In today’s competitive marketplace, food manufacturers must stay on top of the latest in Smart automation and devices that can add value and efficiency to their production lines. Welcome to the world of Slip-Torque by Shuttleworth.
Conveyor systems for handling food products and more are an integral part of the packaging process. The systems of today include smart, advanced roller technology to minimize product damage through the utilization of low back-pressure accumulation. Shuttleworth’s Slip-Torque roller technology provides low line-pressure throughout a continuous-motion accumulation conveyor that allows for precise product placement on the conveyor as it takes product flow from an upstream line for a determined period of time. A low-pressure accumulation buffer absorbs irregularities in the production flow while providing a smooth, even flow on the line.

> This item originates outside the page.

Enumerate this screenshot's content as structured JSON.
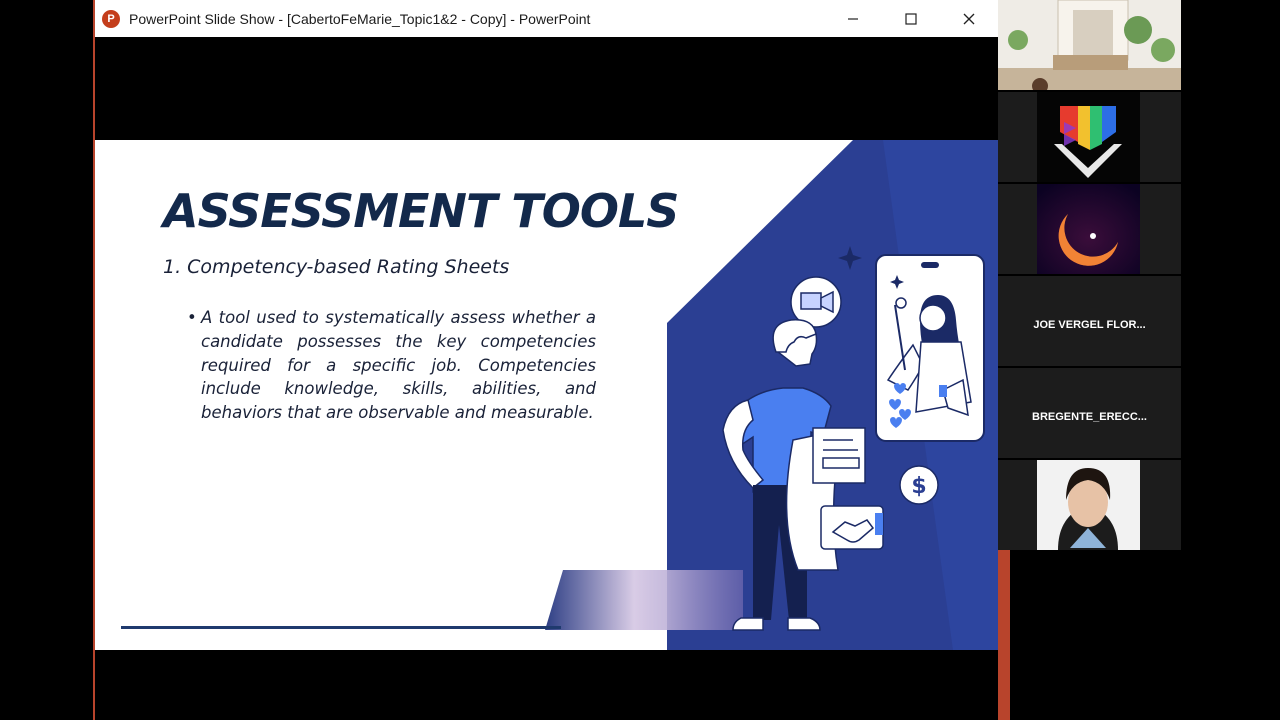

Slip-Torque technology uses individually powered, stationary roller shafts covered with loose, segmented rollers which become the conveyor surface. It’s powered by a continuous chain drive to control the driving force of the conveyed product. When the products stop on the conveyor surface, the segmented rollers beneath them also stop – generating low back-pressure accumulation – and minimizing product damage.

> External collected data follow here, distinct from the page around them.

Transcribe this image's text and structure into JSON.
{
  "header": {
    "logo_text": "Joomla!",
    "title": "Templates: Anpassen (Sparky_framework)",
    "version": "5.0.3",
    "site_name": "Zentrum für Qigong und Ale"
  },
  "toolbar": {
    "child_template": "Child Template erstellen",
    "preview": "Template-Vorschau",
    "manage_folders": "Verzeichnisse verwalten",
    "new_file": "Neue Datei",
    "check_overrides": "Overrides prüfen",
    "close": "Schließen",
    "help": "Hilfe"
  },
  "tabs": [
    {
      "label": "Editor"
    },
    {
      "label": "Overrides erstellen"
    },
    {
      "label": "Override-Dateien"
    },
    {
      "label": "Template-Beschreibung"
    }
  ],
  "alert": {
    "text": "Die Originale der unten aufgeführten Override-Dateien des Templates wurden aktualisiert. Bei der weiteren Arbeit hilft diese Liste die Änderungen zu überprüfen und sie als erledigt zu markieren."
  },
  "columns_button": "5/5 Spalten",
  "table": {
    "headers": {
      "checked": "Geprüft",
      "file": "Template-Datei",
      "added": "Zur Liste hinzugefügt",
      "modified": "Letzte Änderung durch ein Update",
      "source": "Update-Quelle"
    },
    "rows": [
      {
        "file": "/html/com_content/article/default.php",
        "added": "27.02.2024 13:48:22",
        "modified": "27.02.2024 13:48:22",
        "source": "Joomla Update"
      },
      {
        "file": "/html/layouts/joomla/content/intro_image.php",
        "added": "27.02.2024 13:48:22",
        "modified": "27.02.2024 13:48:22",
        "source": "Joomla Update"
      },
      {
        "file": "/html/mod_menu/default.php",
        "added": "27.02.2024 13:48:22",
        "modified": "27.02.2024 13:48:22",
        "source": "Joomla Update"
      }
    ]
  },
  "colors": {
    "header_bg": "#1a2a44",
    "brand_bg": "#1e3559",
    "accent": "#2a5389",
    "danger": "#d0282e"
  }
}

The weight of the product being conveyed, combined with the coefficient of friction between the shafts and the inside diameter of the rollers, deliver the driving force. As the weight of the product increases, a corresponding increase in the driving force is supplied. This same conveyor can also be split into multiple, independently operating lanes, as well. For example, the middle lane can accumulate while, at the same time, the right and left lanes can both convey or even run in opposite directions. Even though the lanes can act independently, they are both driven by shared motor – resulting in reduced energy costs.
These types of conveyors have the ability to modulate the speed of different sections of the conveyor via a central control PLC and HMI. As products are moving down the line, the rollers at the back end of the conveyor can be moving faster than the ones at the front end. Products can also be moving at variable speeds on different sections of the conveyor as dictated by throughput requirements. This helps to control the product spacing on the conveyor, keeping delicate items separated and equally spaced apart in order to minimize product contact and to also facilitate infeed into packaging equipment such as shrink wrappers.
Motorized rollers are also used to minimize product contact while directing products into desired locations, such as using rollers with herringbone patterns to orient products without the use of guardrails or in setting up a series of sequentially smaller roller heights to direct products into the center of the conveyor for packaging induction without touching any other parts of the conveyor. This technology can be used in elevated temperature applications such as hot products coming out of ovens up to 500F (260C) and in low-temperature applications down to -20F (-29C) for frozen foods such as ice cream.